Blast-induced Traumatic brain injury (bTBI) is a leading cause of morbidity in soldiers on the battlefield and training sites with long-term neurological and psychological pathologies. Among many pathological sequela of blast TBI, oxidative stress has been identified as a major factor contributing to the pathophysiology of bTBI. Recent studies have demonstrated activation of oxidative stress pathways following blast injury but their distribution among different brain regions as function of post injury time and Blast over pressure (BOP) have not been explored. The present study examines the protein expression of NADP oxidase (NOX) isoforms 1 & 2, corresponding superoxide production, a downstream event of NOX activation as well as the extent of lipid peroxidation adducts of 4-Hydroxynonenol (4-HNE).
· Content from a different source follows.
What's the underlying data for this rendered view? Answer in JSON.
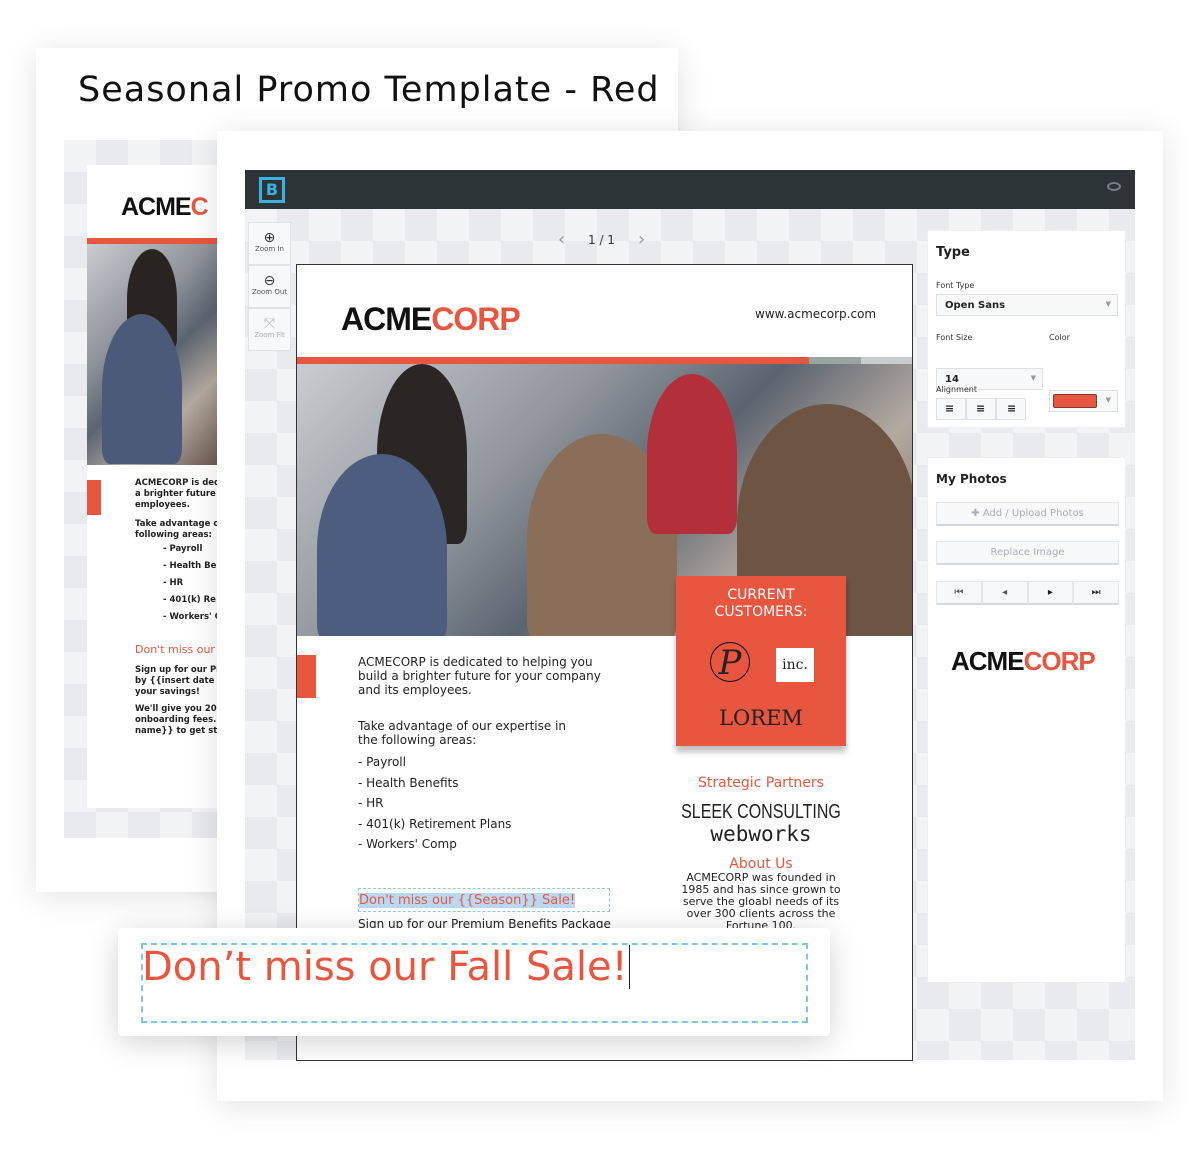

Based on these results, in the present study, we asked: 1) whether NOX protein levels change as a function of different overpressures in bTBI? 2) Whether such changes follow a temporal pattern? and 3) what are the consequences of NOX protein changes on the downstream events including superoxide production and lipid peroxidation of proteins. The Brain injury was evaluated at 4, 24 hours and 7 days and at 130, 180 and 240 kPa blast overpressures. Results showed that NOX isoform expression display a bi-phasic response wherein, its expression did not change at 130 kPa, whereas a significant increase was first detected in animals exposed to 180 kPa BOP which displayed a further increase at 240 kPa. Examination of temporal changes in NOX protein levels again displayed a biphasic response with a significant increase at 4h post- injury which peaked at 24 h and completely restored to that of control levels at 7 days post-injury. Blast exposure also resulted in increased superoxide levels in different brain regions as well as changes in lipidid peroxidation product 4hydroxynonenol (4HNE) protein adduct formation. Collectively, our results demonstrate that NOX isoforms are upregulated in different brain regions as a function of different overpressures in bTBI and temporally display a biphasic response. Oxidative stress therefore appears to be a higher risk factor in the pathogenesis of bTBI.